Assim como a inclusão do capítulo de política urbana na Constituição Federal de 1988, a aprovação do Estatuto da Cidade em 2001 é uma conquista do movimento pela Reforma Urbana no Brasil, após 13 anos de luta e mobilização durante a tramitação do projeto de lei no Congresso Nacional.
Junto com os movimentos de moradia, entidades profissionais e de servidores, ONGs, o Pólis teve papel decisivo tanto na luta pela aprovação como para a implementação do Estatuto da Cidade. O nascimento do Núcleo de Direito à Cidade do Instituto Pólis, coordenado por Nelson Saule, teve essa missão e atuou em diversas frentes no país para sua implementação.
A atuação do Pólis, teve destacada atuação jurídica para a implementação do Estatuto da Cidade em diversas instâncias federativas, incluindo a contribuição com a elaboração de resoluções Conselho Nacional das Cidades, enquanto representante da sociedade civil, à aprovação de normas em âmbito estadual e municipal em São Paulo de implementação de instrumentos novos como a concessão de uso especial para fins de moradia e usucapião coletivo, desde a formação e capacitação junto aos movimentos sociais e Prefeituras para a defesa do direito à moradia, à regularização fundiária e à cidade, à elaboração de materiais didáticos (guias, manuais, cartilhas, jogos) em apoio às Prefeituras para sua implementação, à consultorias de políticas públicas de gestão territorial como regularização fundiária e planejamento urbano em diversas regiões do país.

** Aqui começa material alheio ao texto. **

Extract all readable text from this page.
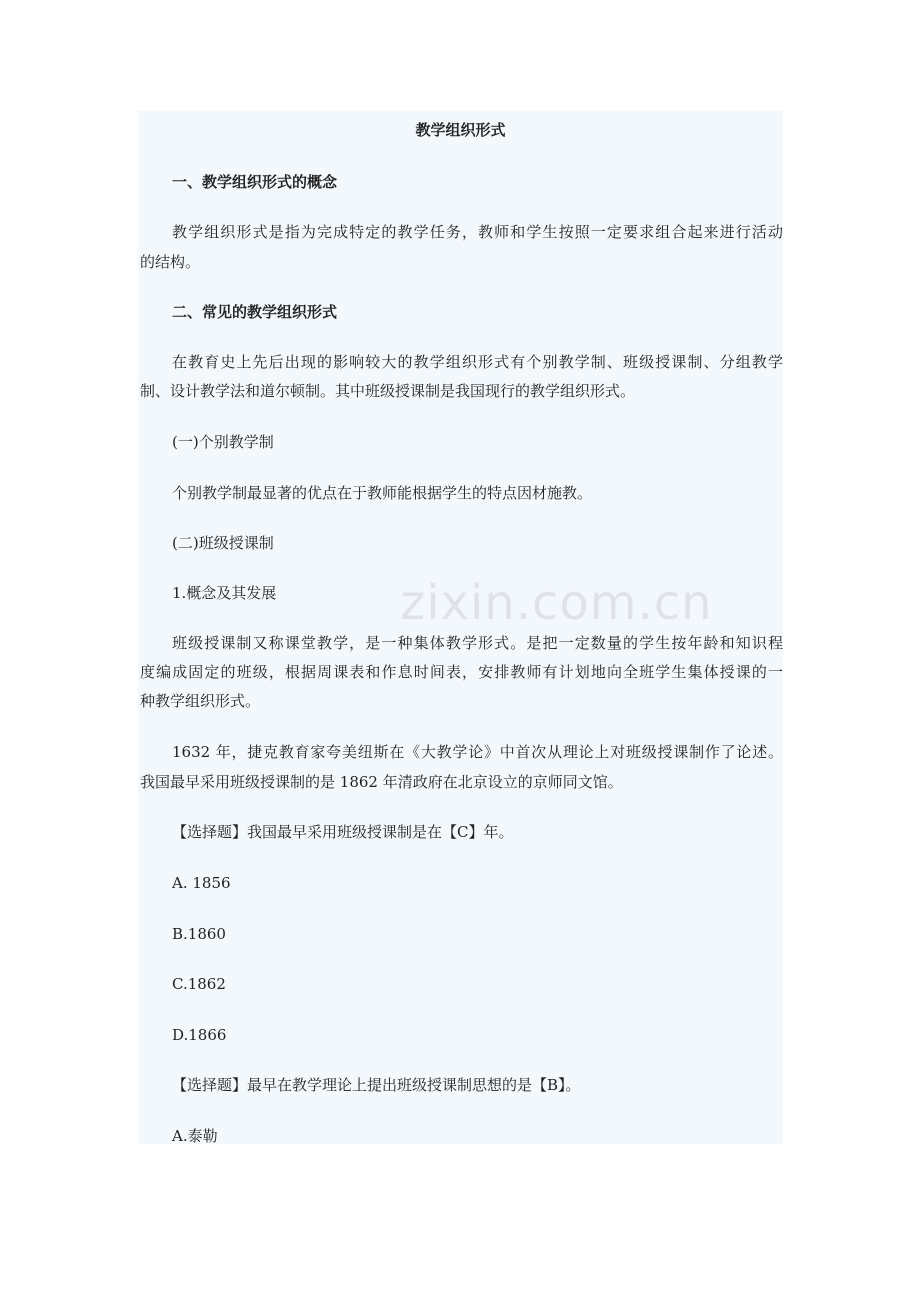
教学组织形式
一、教学组织形式的概念
教学组织形式是指为完成特定的教学任务，教师和学生按照一定要求组合起来进行活动
的结构。
二、常见的教学组织形式
在教育史上先后出现的影响较大的教学组织形式有个别教学制、班级授课制、分组教学
制、设计教学法和道尔顿制。其中班级授课制是我国现行的教学组织形式。
(一)个别教学制
个别教学制最显著的优点在于教师能根据学生的特点因材施教。
(二)班级授课制
1.概念及其发展
班级授课制又称课堂教学，是一种集体教学形式。是把一定数量的学生按年龄和知识程
度编成固定的班级，根据周课表和作息时间表，安排教师有计划地向全班学生集体授课的一
种教学组织形式。
1632 年，捷克教育家夸美纽斯在《大教学论》中首次从理论上对班级授课制作了论述。
我国最早采用班级授课制的是 1862 年清政府在北京设立的京师同文馆。
【选择题】我国最早采用班级授课制是在【C】年。
A. 1856
B.1860
C.1862
D.1866
【选择题】最早在教学理论上提出班级授课制思想的是【B】。
A.泰勒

O que se esperava a partir da aprovação do Estatuto? Você diria que essas expectativas foram atendidas ao longo de sua implementação?
De modo geral se esperava uma maior efetividade da garantia da função social da propriedade e da cidade pela aplicação dos diversos instrumentos criados pelo Estatuto da Cidade, especialmente no tocante ao enfrentamento do direito de propriedade sem função social, caso dos imóveis abandonados, vazios e ociosos. Ao mesmo tempo, o Estatuto da Cidade ampliou a pauta da Reforma Urbana para a defesa do Direito à Cidade. O marco legal inovador teve significativo impacto no fortalecimento do papel dos municípios no enfrentamento dos conflitos urbanos. Destaco como pontos fortes da implementação do Estatuto da Cidade, a exigência de participação e gestão democrática para a aprovação dos planos diretores e a criação de políticas de regularização fundiária de comunidades historicamente excluídas, ambos com repercussões e precedentes positivos na jurisprudência brasileira.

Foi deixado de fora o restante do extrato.